University, or college, is an incredibly formative time of life. In university you form friendships and make decisions that last a lifetime. I was fortunate to attend an incredible university, the University of Waterloo, and live in an even more incredible residence Conrad Grebel. A small, intimate, Mennonite dorm with a reputation for its incredible student community. It lived up to my sky-high expectations and I made some incredible friendships there—and made some brilliant decisions too (beginning to date my wife, who I met there, probably ranks among the best).
For me, like most of us, I’d imagine, a good amount of soul-searching took place in university. Books like Donald Miller’s Blue Like Jazz—in which he tells about his own experiences with faith on a college campus—or Anne Lamott’s Traveling Mercies were huge influences on me. So too were the faith communities I found myself in; faith was a central aspect of my life, a lens through which everything else was viewed.
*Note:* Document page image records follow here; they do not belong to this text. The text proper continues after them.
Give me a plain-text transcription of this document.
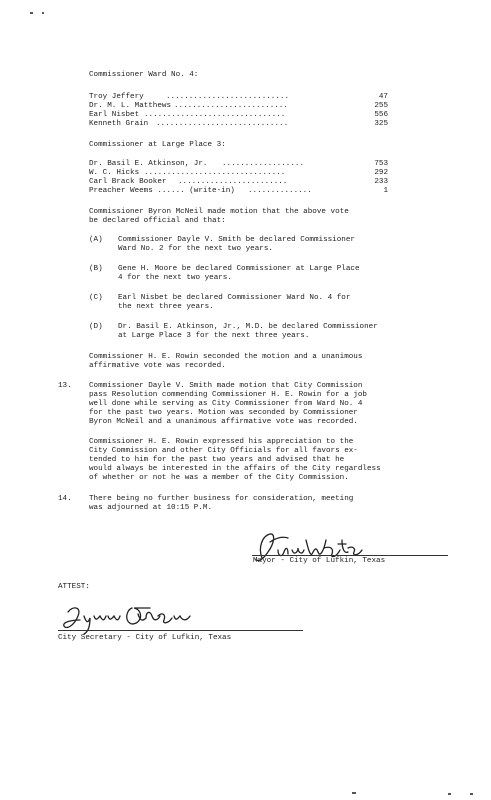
Commissioner Ward No. 4:
Troy Jeffery	...........................	47
Dr. M. L. Matthews .........................	255
Earl Nisbet ...............................	556
Kenneth Grain .............................	325
Commissioner at Large Place 3:
Dr. Basil E. Atkinson, Jr. ..................	753
W. C. Hicks ...............................	292
Carl Brack Booker ........................	233
Preacher Weems ...... (write-in) ..............	1
Commissioner Byron McNeil made motion that the above vote
be declared official and that:
(A) Commissioner Dayle V. Smith be declared Commissioner
Ward No. 2 for the next two years.
(B) Gene H. Moore be declared Commissioner at Large Place
4 for the next two years.
(C) Earl Nisbet be declared Commissioner Ward No. 4 for
the next three years.
(D) Dr. Basil E. Atkinson, Jr., M.D. be declared Commissioner
at Large Place 3 for the next three years.
Commissioner H. E. Rowin seconded the motion and a unanimous
affirmative vote was recorded.
13. Commissioner Dayle V. Smith made motion that City Commission
pass Resolution commending Commissioner H. E. Rowin for a job
well done while serving as City Commissioner from Ward No. 4
for the past two years. Motion was seconded by Commissioner
Byron McNeil and a unanimous affirmative vote was recorded.
Commissioner H. E. Rowin expressed his appreciation to the
City Commission and other City Officials for all favors ex-
tended to him for the past two years and advised that he
would always be interested in the affairs of the City regardless
of whether or not he was a member of the City Commission.
14. There being no further business for consideration, meeting
was adjourned at 10:15 P.M.
Mayor - City of Lufkin, Texas
ATTEST:
City Secretary - City of Lufkin, Texas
And my lens, at that time, was a roundly evangelical, Pentecostal one.
I wrote in my introduction that in the early years of university, I vacillated between a non-denominational mega-church on the outskirts of town and a resoundingly Pentecostal congregation in the city. Both had good things to offer.
First, was the mega-church. It was well-attended by the friends I’d made on campus, in residence, so it seemed a good fit initially. It was similar to the nominally Pentecostal church I’d been involved with before moving away for school so it felt right too. But it was big. Even then, with two jam-packed services, and clocks always ticking away, counting down the forty-five minute mark when the show must end, it felt much more like a production than a worship service. But I couldn’t articulate it that well back then, and so I kept on going.
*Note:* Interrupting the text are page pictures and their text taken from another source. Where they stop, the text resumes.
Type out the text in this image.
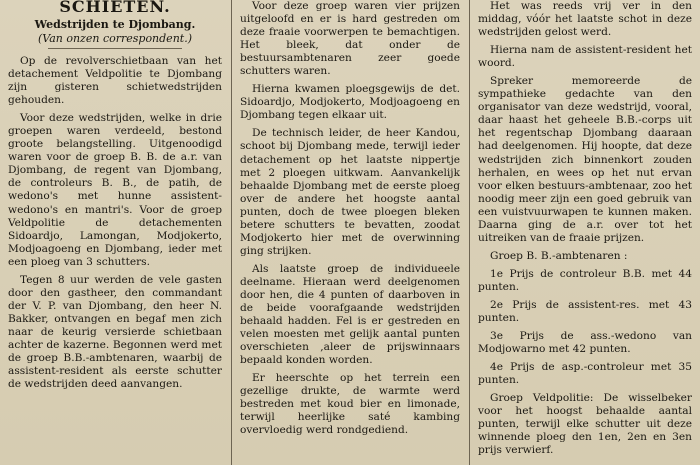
SCHIETEN.
Wedstrijden te Djombang.
(Van onzen correspondent.)

Op de revolverschietbaan van het detachement Veldpolitie te Djombang zijn gisteren schietwedstrijden gehouden.

Voor deze wedstrijden, welke in drie groepen waren verdeeld, bestond groote belangstelling. Uitgenoodigd waren voor de groep B. B. de a.r. van Djombang, de regent van Djombang, de controleurs B. B., de patih, de wedono's met hunne assistent-wedono's en mantri's. Voor de groep Veldpolitie de detachementen Sidoardjo, Lamongan, Modjokerto, Modjoagoeng en Djombang, ieder met een ploeg van 3 schutters.

Tegen 8 uur werden de vele gasten door den gastheer, den commandant der V. P. van Djombang, den heer N. Bakker, ontvangen en begaf men zich naar de keurig versierde schietbaan achter de kazerne. Begonnen werd met de groep B.B.-ambtenaren, waarbij de assistent-resident als eerste schutter de wedstrijden deed aanvangen.

Voor deze groep waren vier prijzen uitgeloofd en er is hard gestreden om deze fraaie voorwerpen te bemachtigen. Het bleek, dat onder de bestuursambtenaren zeer goede schutters waren.

Hierna kwamen ploegsgewijs de det. Sidoardjo, Modjokerto, Modjoagoeng en Djombang tegen elkaar uit.

De technisch leider, de heer Kandou, schoot bij Djombang mede, terwijl ieder detachement op het laatste nippertje met 2 ploegen uitkwam. Aanvankelijk behaalde Djombang met de eerste ploeg over de andere het hoogste aantal punten, doch de twee ploegen bleken betere schutters te bevatten, zoodat Modjokerto hier met de overwinning ging strijken.

Als laatste groep de individueele deelname. Hieraan werd deelgenomen door hen, die 4 punten of daarboven in de beide voorafgaande wedstrijden behaald hadden. Fel is er gestreden en velen moesten met gelijk aantal punten overschieten ,aleer de prijswinnaars bepaald konden worden.

Er heerschte op het terrein een gezellige drukte, de warmte werd bestreden met koud bier en limonade, terwijl heerlijke saté kambing overvloedig werd rondgediend.

Het was reeds vrij ver in den middag, vóór het laatste schot in deze wedstrijden gelost werd.

Hierna nam de assistent-resident het woord.

Spreker memoreerde de sympathieke gedachte van den organisator van deze wedstrijd, vooral, daar haast het geheele B.B.-corps uit het regentschap Djombang daaraan had deelgenomen. Hij hoopte, dat deze wedstrijden zich binnenkort zouden herhalen, en wees op het nut ervan voor elken bestuurs-ambtenaar, zoo het noodig meer zijn een goed gebruik van een vuistvuurwapen te kunnen maken. Daarna ging de a.r. over tot het uitreiken van de fraaie prijzen.

Groep B. B.-ambtenaren :

1e Prijs de controleur B.B. met 44 punten.

2e Prijs de assistent-res. met 43 punten.

3e Prijs de ass.-wedono van Modjowarno met 42 punten.

4e Prijs de asp.-controleur met 35 punten.

Groep Veldpolitie: De wisselbeker voor het hoogst behaalde aantal punten, terwijl elke schutter uit deze winnende ploeg den 1en, 2en en 3en prijs verwierf.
I was involved, also, with a local Pentecostal congregation in those early years of my undergrad degree and I came in through the backdoor, literally.
I was looking for a volunteer opportunity in the community around my school and I found it in the form of a group of students and young adults who served a free meal to undergrads once a week. The group worked out of the local Pentecostal church and so I went there to help too. Here I found an amazing community that more than met my needs. I found something I was good at: serving food and cleaning up. It was easy but I felt fulfilled, like I was using what I was good at for something more than meeting my own needs.
After a few weeks I realized that after they’d fed everyone and cleaned up the core group of volunteers met to have a Bible study and worship together. It felt like a natural transition, not pushy or forced, but a natural extension of the work we were already doing together, and so I went too. As it turned out, the first book we’d study together wasn’t the Bible, but Blue Like Jazz. I was sold.
Unlike the nominally Pentecostal church I’d known in high school, and unlike the very similar mega-church I’d been attending on the outskirts of the city, this church was raw and honest. The emotions of speaking in tongues, of waving flags, of fainting in the spirit were shockingly on display for everyone to see. It was honest; it was scary. But it introduced me to something my faith had been lacking, or at least something I’d once gained, back in the early days of my conversion, but lost again shortly afterwards. It re-introduced me to the mysticism of Christianity, the realm of things I couldn’t touch, feel, or even always understand. And it was cool.
For me, it was the church that I’d needed at that time. A church that resounded with a spirituality I’d had earlier on in my Christian conversion: a faith that recognized that God was everywhere and in just about every thing.
But the Pentecostal church left a lot to the imagination, too.
The pastor—a lay-preacher without much significant grounding in education—preached on a variety of pretty questionable themes. The seven ‘ships’ of the New Testament (e.g., worship, discipleship, etc.) was one of the themes that springs to mind. A former body builder he also performed an arm wrestling competition on the podium on a Sunday morning—challenging anyone in the congregation to try and defeat him—as a sermon illustration. It was certainly memorable, visceral, but it left a lot to be desired from my point of view. I desired edification—emotional, spiritual, and intellectual—and I was having a difficult time finding it there.
At the Pentecostal church I had solid relationships, I was emotionally fulfilled, and I enjoyed the charismatic honesty of the service, I was spiritually fulfilled, but feeling skeptical about much of the teaching I was receiving put me in a difficult place. I wasn’t feeling intellectually fulfilled and, eventually, felt myself moving on. First, moving backwards, and then taking a side-step into a church community I’d long known about, been associated with, but hadn’t truly explored.